Editoriale

La paralisi istituzionale: il governo contro l’ombra della magistratura

Lo scontro tra governo e magistratura in Italia sta raggiungendo livelli che sollevano interrogativi inquietanti sul funzionamento delle nostre istituzioni democratiche. Sempre più spesso, il potere giudiziario sembra comportarsi come un’opposizione de facto, ostacolando non solo le politiche dell’esecutivo, ma anche il diritto di un governo di perseguire il proprio programma politico.
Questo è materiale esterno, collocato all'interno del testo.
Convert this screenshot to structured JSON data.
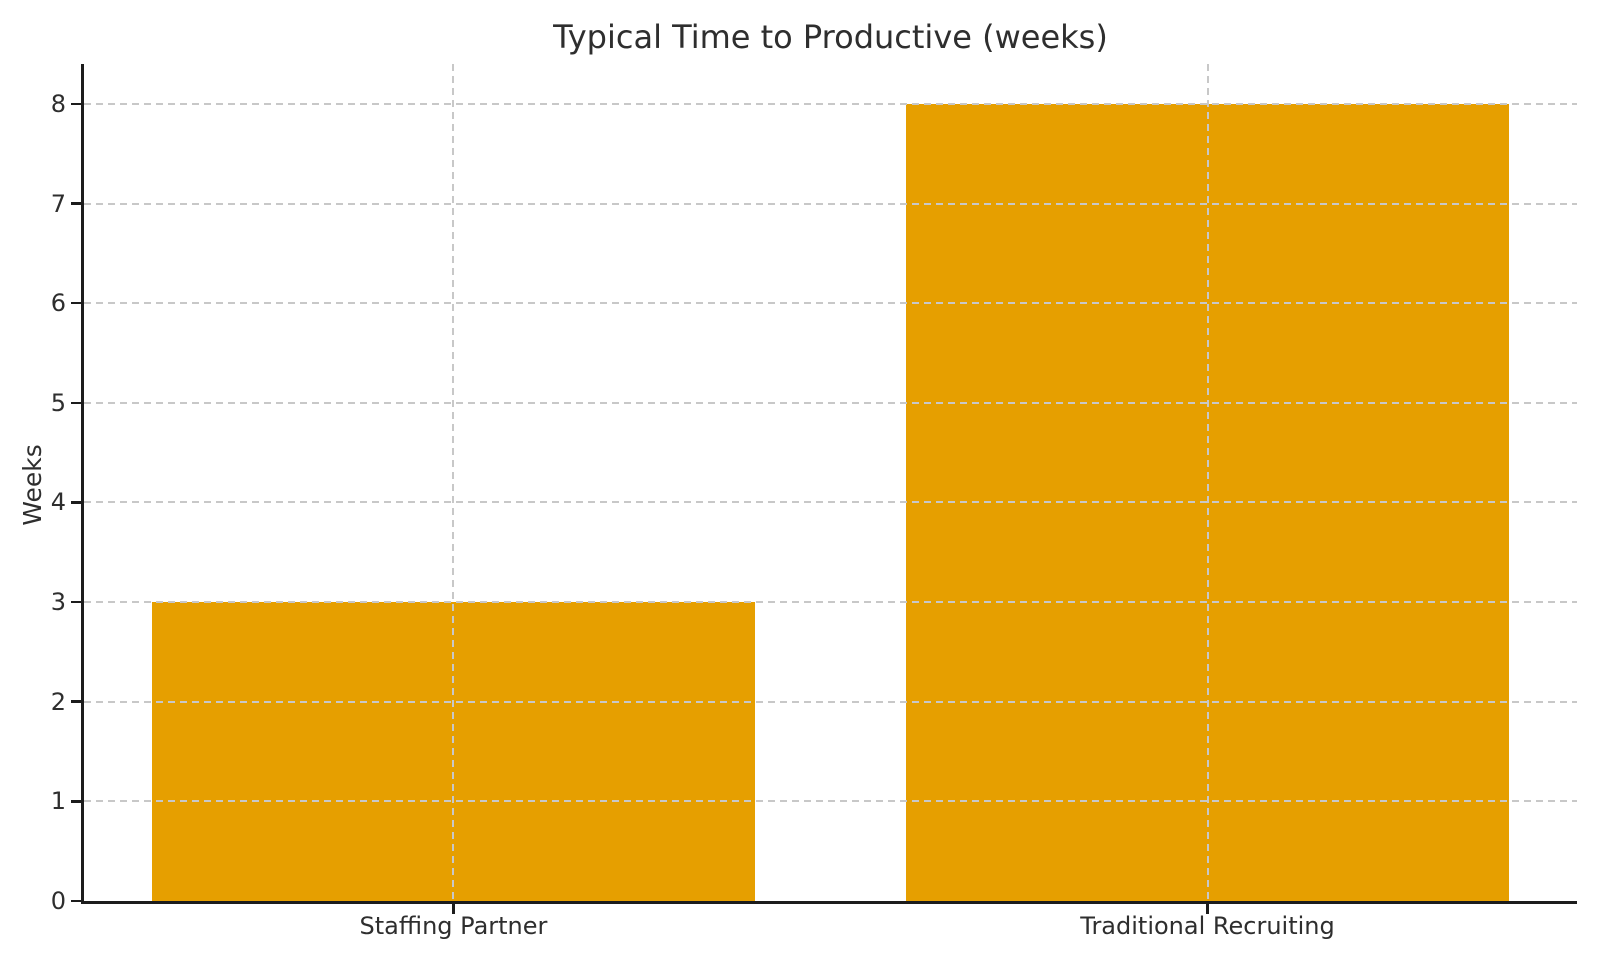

È un fenomeno che, al di là del merito delle singole decisioni, mina l’equilibrio istituzionale e rischia di creare una pericolosa sovrapposizione tra potere giudiziario e potere legislativo.

La recente vicenda della gestione dei flussi migratori, dove i giudici hanno bloccato diverse iniziative del governo, rappresenta un esempio emblematico di questa deriva. L’esecutivo, forte di un chiaro mandato popolare che includeva la promessa di una gestione più rigorosa dell’immigrazione, si è visto sistematicamente ostacolato da interventi giudiziari che hanno vanificato le sue politiche. La mossa di trasferire la giurisdizione sui detenuti migranti alle corti superiori era un tentativo legittimo di semplificare il sistema, ma è stata immediatamente interpretata come una “sfida” dalla magistratura, che ha risposto in modo tattico, dimostrando una capacità di manovra più tipica di un attore politico che di un organo di garanzia.

Questo atteggiamento pone una domanda cruciale: dove finisce il controllo di legittimità e dove inizia l’interferenza politica? Se la magistratura ha il compito fondamentale di vigilare sul rispetto delle leggi e dei diritti, non può però arrogarsi il ruolo di arbitro delle scelte politiche. Le decisioni sull’immigrazione, così come altre politiche, spettano al governo, che è legittimato dal voto popolare. Interventi giudiziari che bloccano sistematicamente l’azione dell’esecutivo, in nome di una propria interpretazione del bene pubblico, rischiano di sovvertire la divisione dei poteri su cui si fonda la nostra democrazia.

Questa dinamica non è nuova in Italia, ma si sta consolidando con preoccupante frequenza. La magistratura italiana, per la sua struttura interna e per la mancanza di reali strumenti di responsabilizzazione, sembra talvolta immune da qualsiasi scrutinio, agendo con una libertà che, in certi casi, si avvicina all’arbitrio. Il problema non è solo di forma, ma di sostanza: una magistratura percepita come ostile al governo non solo mina la legittimità delle istituzioni, ma rischia di polarizzare ulteriormente il dibattito pubblico, alimentando sfiducia e risentimento tra i cittadini.

Questo non significa che il governo debba avere carta bianca. La magistratura ha il compito di bilanciare il potere esecutivo e di garantire il rispetto delle leggi, ma il suo ruolo non può trasformarsi in un costante contrappeso politico. Quando ciò avviene, il sistema si inceppa. Il rischio è di creare una sorta di paralisi istituzionale, dove nessuna decisione può essere attuata senza che venga prima “approvata” da un potere giudiziario sempre più intrusivo.

La soluzione a questo problema richiede coraggio e una profonda riforma del sistema giudiziario. È necessario introdurre meccanismi di responsabilizzazione per i magistrati e garantire una maggiore trasparenza nelle loro decisioni, affinché il controllo di legalità non si trasformi in controllo politico. Allo stesso tempo, il governo deve lavorare per ricostruire un rapporto istituzionale con il potere giudiziario, senza cadere nella tentazione di alimentare uno scontro frontale che rischia di delegittimare entrambe le parti.

In un Paese democratico, la divisione dei poteri è sacrosanta, ma ognuno deve rispettare i confini del proprio ruolo. La magistratura non può essere un freno continuo all’azione di un governo eletto. Se questa tendenza non verrà invertita, l’Italia rischia di trasformarsi in una democrazia paralizzata, dove le istituzioni si combattono tra loro, mentre i cittadini pagano il prezzo di un sistema inefficiente e disfunzionale.